While many Sjobo locals are reluctant to be interviewed, some openly admit that immigration and crime are the reasons they voted SD.

"There is so much gang crime and shootings in Malmo and everywhere. I have children living in Malmo, and children who have moved away," Margareta Christensen, a 66-year-old retired preschool teacher and first-time SD voter, tells AFP.

"I myself moved away".

Sjobo was home to Sven-Olle Olsson, a local politician known for his opposition to taking in asylum seekers in the early 1990s. Olsson died in 2005, but his legacy lives on.

"It started with Sven-Olle," 73-year-old SD voter Kent Hallstrom says.

He insists people here aren't racist, "but you need to have the resources before you start taking people in".

- 'A different world' -

The country of 10.3 million has welcomed around half a million asylum seekers in the past decade.

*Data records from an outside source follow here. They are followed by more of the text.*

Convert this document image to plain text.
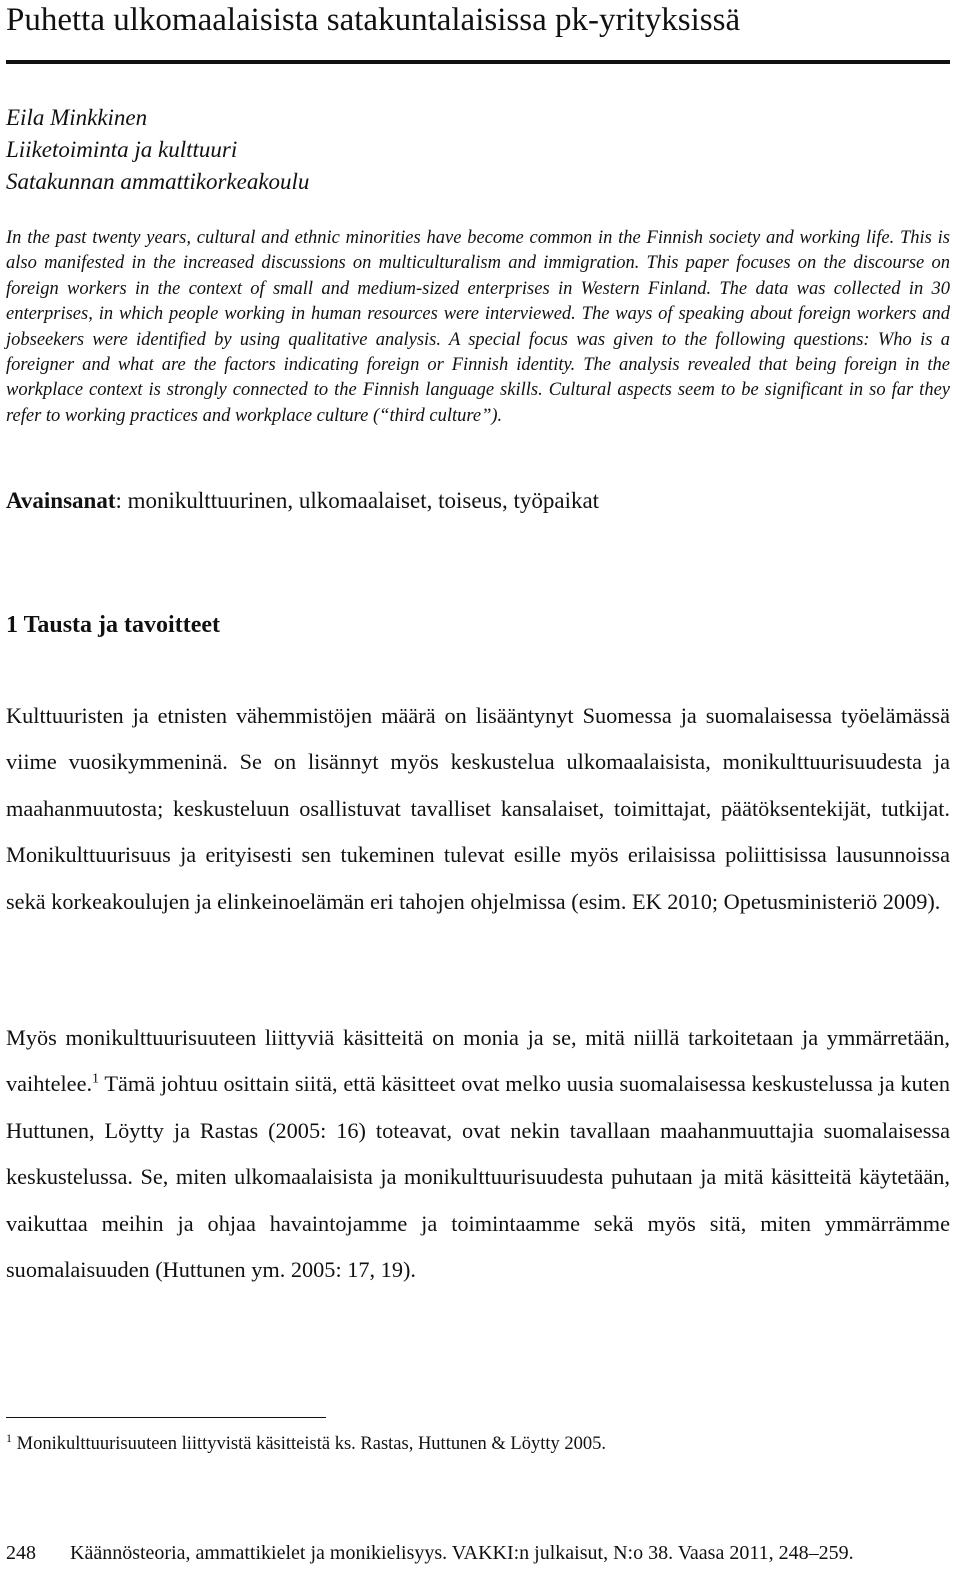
Puhetta ulkomaalaisista satakuntalaisissa pk-yrityksissä
Eila Minkkinen
Liiketoiminta ja kulttuuri
Satakunnan ammattikorkeakoulu

In the past twenty years, cultural and ethnic minorities have become common in the Finnish society and working life. This is also manifested in the increased discussions on multiculturalism and immigration. This paper focuses on the discourse on foreign workers in the context of small and medium-sized enterprises in Western Finland. The data was collected in 30 enterprises, in which people working in human resources were interviewed. The ways of speaking about foreign workers and jobseekers were identified by using qualitative analysis. A special focus was given to the following questions: Who is a foreigner and what are the factors indicating foreign or Finnish identity. The analysis revealed that being foreign in the workplace context is strongly connected to the Finnish language skills. Cultural aspects seem to be significant in so far they refer to working practices and workplace culture (“third culture”).

Avainsanat: monikulttuurinen, ulkomaalaiset, toiseus, työpaikat

1 Tausta ja tavoitteet

Kulttuuristen ja etnisten vähemmistöjen määrä on lisääntynyt Suomessa ja suomalaisessa työelämässä viime vuosikymmeninä. Se on lisännyt myös keskustelua ulkomaalaisista, monikulttuurisuudesta ja maahanmuutosta; keskusteluun osallistuvat tavalliset kansalaiset, toimittajat, päätöksentekijät, tutkijat. Monikulttuurisuus ja erityisesti sen tukeminen tulevat esille myös erilaisissa poliittisissa lausunnoissa sekä korkeakoulujen ja elinkeinoelämän eri tahojen ohjelmissa (esim. EK 2010; Opetusministeriö 2009).

Myös monikulttuurisuuteen liittyviä käsitteitä on monia ja se, mitä niillä tarkoitetaan ja ymmärretään, vaihtelee.$^1$ Tämä johtuu osittain siitä, että käsitteet ovat melko uusia suomalaisessa keskustelussa ja kuten Huttunen, Löytty ja Rastas (2005: 16) toteavat, ovat nekin tavallaan maahanmuuttajia suomalaisessa keskustelussa. Se, miten ulkomaalaisista ja monikulttuurisuudesta puhutaan ja mitä käsitteitä käytetään, vaikuttaa meihin ja ohjaa havaintojamme ja toimintaamme sekä myös sitä, miten ymmärrämme suomalaisuuden (Huttunen ym. 2005: 17, 19).

$^1$ Monikulttuurisuuteen liittyvistä käsitteistä ks. Rastas, Huttunen & Löytty 2005.

248 Käännösteoria, ammattikielet ja monikielisyys. VAKKI:n julkaisut, N:o 38. Vaasa 2011, 248–259.
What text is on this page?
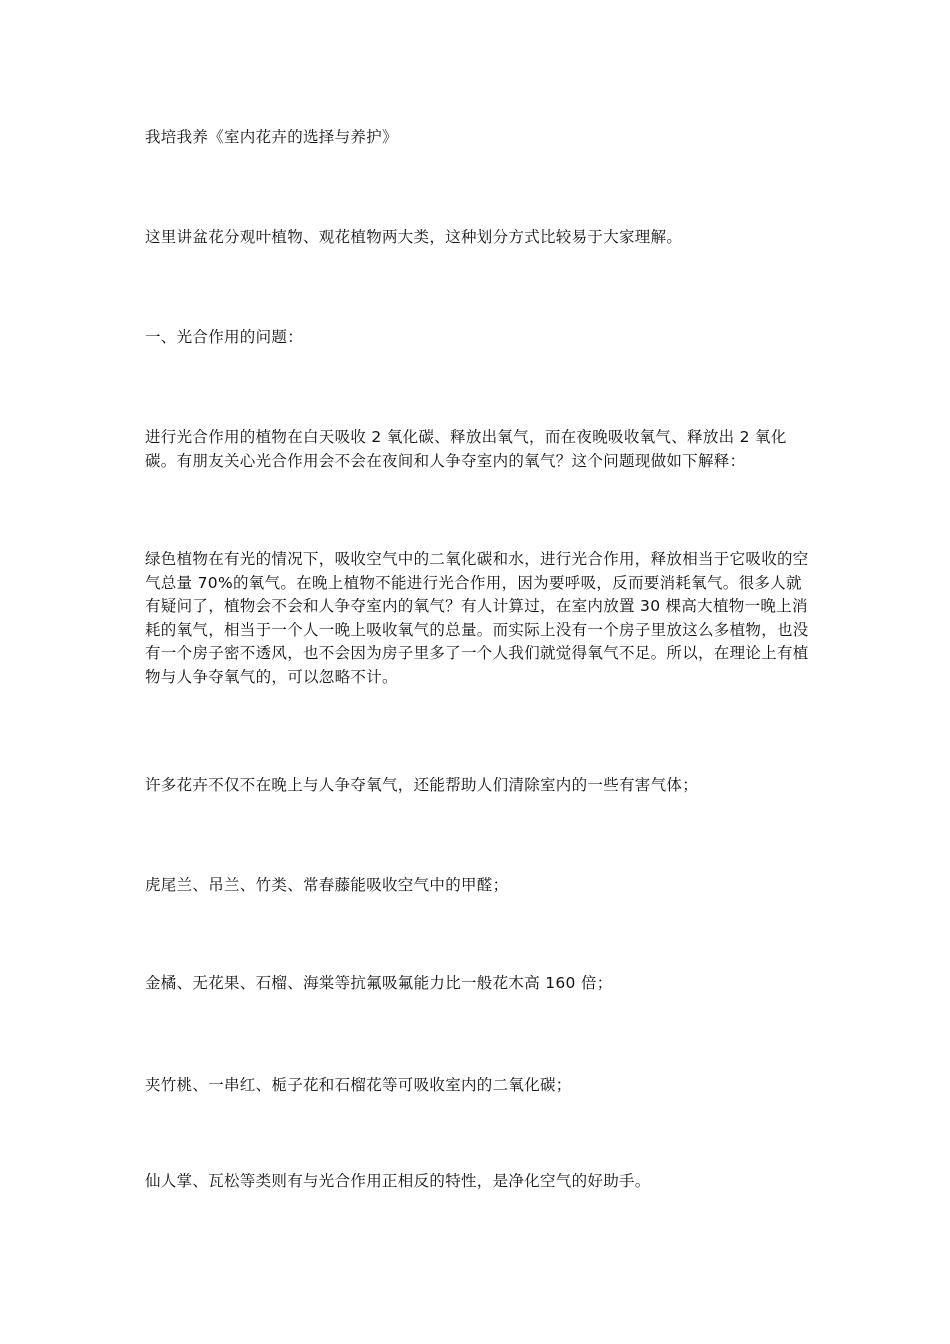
我培我养《室内花卉的选择与养护》

这里讲盆花分观叶植物、观花植物两大类，这种划分方式比较易于大家理解。

一、光合作用的问题：

进行光合作用的植物在白天吸收 2 氧化碳、释放出氧气，而在夜晚吸收氧气、释放出 2 氧化碳。有朋友关心光合作用会不会在夜间和人争夺室内的氧气？这个问题现做如下解释：

绿色植物在有光的情况下，吸收空气中的二氧化碳和水，进行光合作用，释放相当于它吸收的空气总量 70%的氧气。在晚上植物不能进行光合作用，因为要呼吸，反而要消耗氧气。很多人就有疑问了，植物会不会和人争夺室内的氧气？有人计算过，在室内放置 30 棵高大植物一晚上消耗的氧气，相当于一个人一晚上吸收氧气的总量。而实际上没有一个房子里放这么多植物，也没有一个房子密不透风，也不会因为房子里多了一个人我们就觉得氧气不足。所以，在理论上有植物与人争夺氧气的，可以忽略不计。

许多花卉不仅不在晚上与人争夺氧气，还能帮助人们清除室内的一些有害气体；

虎尾兰、吊兰、竹类、常春藤能吸收空气中的甲醛；

金橘、无花果、石榴、海棠等抗氟吸氟能力比一般花木高 160 倍；

夹竹桃、一串红、栀子花和石榴花等可吸收室内的二氧化碳；

仙人掌、瓦松等类则有与光合作用正相反的特性，是净化空气的好助手。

"If you take Skane as a whole, we have suffered from immigration much more than the rest of Sweden, or perhaps faster, and the crime it's brought in tow," local SD politician Andre af Geijerstam tells AFP.

SD grew in the early 1990s from neo-Nazi parties and a movement known as "Keep Sweden Swedish". 

It has since tried to clean up its image. In 2012 it announced a "zero-tolerance" policy against racism, though critics denounce its efforts as superficial.

Af Geijerstam says "normal people" don't see SD as a racist party, just "experts in Stockholm".

"We are spotlighting problems that resonate with normal people. Many other politicians... live in a very different world that we normal people don't really feel exists."

Wazma Mosamem, a 35-year-old nursing student who moved to Sweden from Afghanistan 11 years ago, says the strong support for SD makes her uncomfortable.

"People don't say it, but you can feel it, they don't like immigrants. They watch TV and think all immigrants are the same," she says.

"I'm studying to be a nurse. In the future I will work for Sweden. Or my cousins who are doctors: they work too, pay taxes, all of it goes to Sweden."

"But they don't see that, they only see one or two people committing crimes."